The automatic refund will mean that many recipients of unemployment benefits who have already filed their returns for 2020 won’t have to take extra steps to reclaim the taxes they paid but no longer owe -- on as much as $10,200 of jobless benefits. Taxpayers who have yet to submit their returns also have an additional month, until May 17, to file this year.
“Do not file an amended return at this time,” Rettig told a congressional panel on Thursday. “We believe that we will be able to handle this on our own. We believe that we will be able to automatically issue refunds associated with the $10,200.”
The $1.9 trillion stimulus bill that President Joe Biden signed into law last week included a provision that exempted $10,200 of unemployment compensation from federal income taxes for those in households earning as much as $150,000. The change was included after as many as 40 million taxpayers potentially faced surprise IRS bills because many states do not automatically withhold taxes on the payments.
Rettig said that the agency would soon release more details for taxpayers about how to proceed.
The unemployment benefit tax change that came during the middle of the filing season is one of several reasons that the IRS said Wednesday it would delay the April 15 filing and payment deadline for individual taxpayers to May 17, after mounting numbers of lawmakers and tax-industry groups said filers needed more time.
Rettig said the IRS is not delaying the April 15 due date for first quarter estimated tax payments owed by those earning self-employment or rental income. He said the agency also won’t delay the other deadlines, such as those for estates or corporations, which also fall on April 15.
Read More: Tax Filing Extension Must Be Longer, Broader, Accountants Say
Extensions “cannot become a pattern,” Rettig said. The delay for individuals is an “accommodation for the most vulnerable.”
The later due date will give the IRS time to catch up, as the number of returns and refunds processed so far this spring is lower than compared with prior years, according to agency data.
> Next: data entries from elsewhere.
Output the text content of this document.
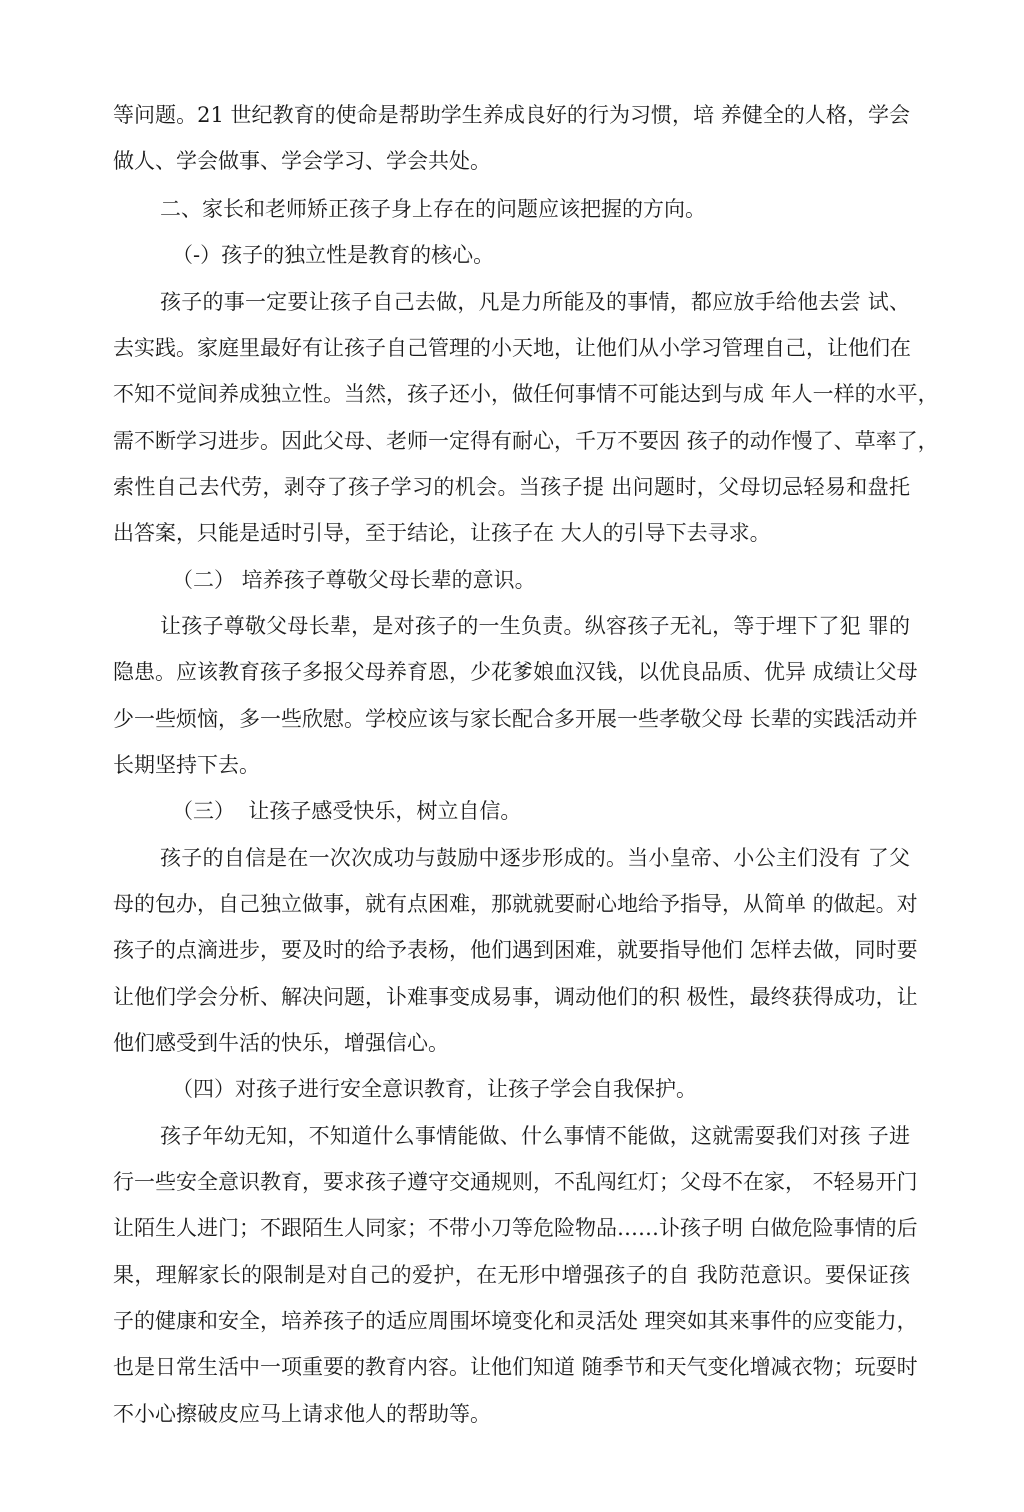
等问题。21 世纪教育的使命是帮助学生养成良好的行为习惯，培 养健全的人格，学会
做人、学会做事、学会学习、学会共处。
二、家长和老师矫正孩子身上存在的问题应该把握的方向。
（-）孩子的独立性是教育的核心。
孩子的事一定要让孩子自己去做，凡是力所能及的事情，都应放手给他去尝 试、
去实践。家庭里最好有让孩子自己管理的小天地，让他们从小学习管理自己，让他们在
不知不觉间养成独立性。当然，孩子还小，做任何事情不可能达到与成 年人一样的水平，
需不断学习进步。因此父母、老师一定得有耐心，千万不要因 孩子的动作慢了、草率了，
索性自己去代劳，剥夺了孩子学习的机会。当孩子提 出问题时，父母切忌轻易和盘托
出答案，只能是适时引导，至于结论，让孩子在 大人的引导下去寻求。
（二） 培养孩子尊敬父母长辈的意识。
让孩子尊敬父母长辈，是对孩子的一生负责。纵容孩子无礼，等于埋下了犯 罪的
隐患。应该教育孩子多报父母养育恩，少花爹娘血汉钱，以优良品质、优异 成绩让父母
少一些烦恼，多一些欣慰。学校应该与家长配合多开展一些孝敬父母 长辈的实践活动并
长期坚持下去。
（三）  让孩子感受快乐，树立自信。
孩子的自信是在一次次成功与鼓励中逐步形成的。当小皇帝、小公主们没有 了父
母的包办，自己独立做事，就有点困难，那就就要耐心地给予指导，从简单 的做起。对
孩子的点滴进步，要及时的给予表杨，他们遇到困难，就要指导他们 怎样去做，同时要
让他们学会分析、解决问题，讣难事变成易事，调动他们的积 极性，最终获得成功，让
他们感受到牛活的快乐，增强信心。
（四）对孩子进行安全意识教育，让孩子学会自我保护。
孩子年幼无知，不知道什么事情能做、什么事情不能做，这就需耍我们对孩 子进
行一些安全意识教育，要求孩子遵守交通规则，不乱闯红灯；父母不在家， 不轻易开门
让陌生人进门；不跟陌生人同家；不带小刀等危险物品……讣孩子明 白做危险事情的后
果，理解家长的限制是对自己的爱护，在无形中增强孩子的自 我防范意识。要保证孩
子的健康和安全，培养孩子的适应周围坏境变化和灵活处 理突如其来事件的应变能力，
也是日常生活中一项重要的教育内容。让他们知道 随季节和天气变化增减衣物；玩耍时
不小心擦破皮应马上请求他人的帮助等。
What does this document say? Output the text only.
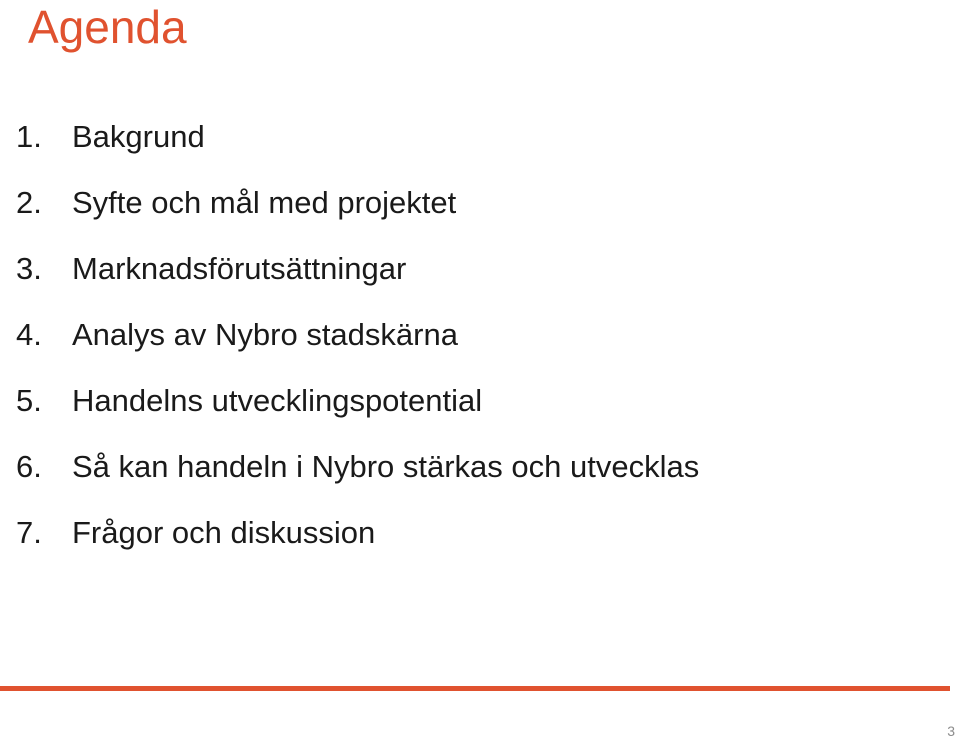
Agenda
1. Bakgrund
2. Syfte och mål med projektet
3. Marknadsförutsättningar
4. Analys av Nybro stadskärna
5. Handelns utvecklingspotential
6. Så kan handeln i Nybro stärkas och utvecklas
7. Frågor och diskussion
3
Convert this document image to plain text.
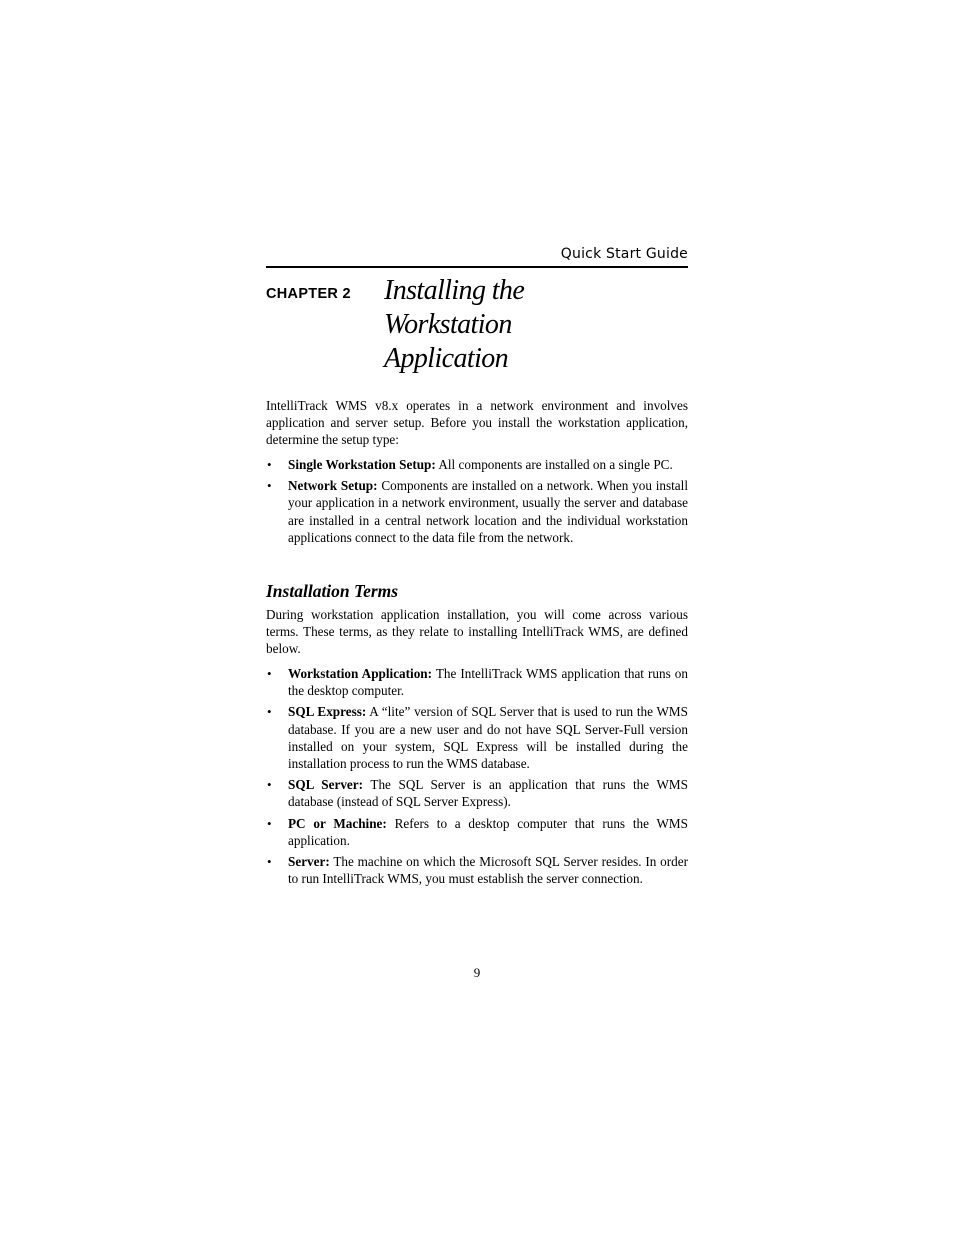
Quick Start Guide
CHAPTER 2 Installing the
Workstation
Application

IntelliTrack WMS v8.x operates in a network environment and involves application and server setup. Before you install the workstation application, determine the setup type:

• Single Workstation Setup: All components are installed on a single PC.
• Network Setup: Components are installed on a network. When you install your application in a network environment, usually the server and database are installed in a central network location and the individual workstation applications connect to the data file from the network.
Installation Terms

During workstation application installation, you will come across various terms. These terms, as they relate to installing IntelliTrack WMS, are defined below.

• Workstation Application: The IntelliTrack WMS application that runs on the desktop computer.
• SQL Express: A “lite” version of SQL Server that is used to run the WMS database. If you are a new user and do not have SQL Server-Full version installed on your system, SQL Express will be installed during the installation process to run the WMS database.
• SQL Server: The SQL Server is an application that runs the WMS database (instead of SQL Server Express).
• PC or Machine: Refers to a desktop computer that runs the WMS application.
• Server: The machine on which the Microsoft SQL Server resides. In order to run IntelliTrack WMS, you must establish the server connection.
9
The IRS had received about 66 million refunds as of March 12, a 13% decline from 2020. The agency has issued about 16.7 million fewer refunds, a 28% drop. Because the tax season started about two weeks later than usual, a lag is to be expected, the IRS said.
Some taxpayers are also discovering that fraudsters have made unemployment claims using stolen identities. Rettig said that individuals in that situation should inform their state about the problem and the IRS would reconcile the income data with the states.
The individual tax return, Form 1040, is also the mechanism for people to claim any missing $1,200 or $600 stimulus payments from last year. The IRS is currently sending out the third round of $1,400 payments. The agency said it had sent about 90 million payments worth about $242 billion as of Wednesday.
The IRS will do a sweep after this filing season to match updated 2020 income with the payments. Those that are owed additional amounts, because of the addition of a child or dependent, will get sent a second payment, Rettig said.
Rettig separately said the one-month extension of the filing season could compromise the IRS’s ability to meet a deadline to create a system and online management portal for the expanded child tax credit payments.
The stimulus law also increased the child tax credit and directed the IRS to send out the payments in chunks starting in July, rather than having filers claim it as one lump sum at tax time.
The expanded credit amounts to $250-$300 per child per month, depending on age, and has been heralded as a way to greatly reduce child poverty. Rettig said the payments may be sent periodically, rather than monthly, as House Democrats had initially proposed.
“One of the reasons we were not in favor of the extension was we are required by statute to launch the portal by July 1,” Rettig said. “I don’t have the resources to devote to that portal until filing season ends.”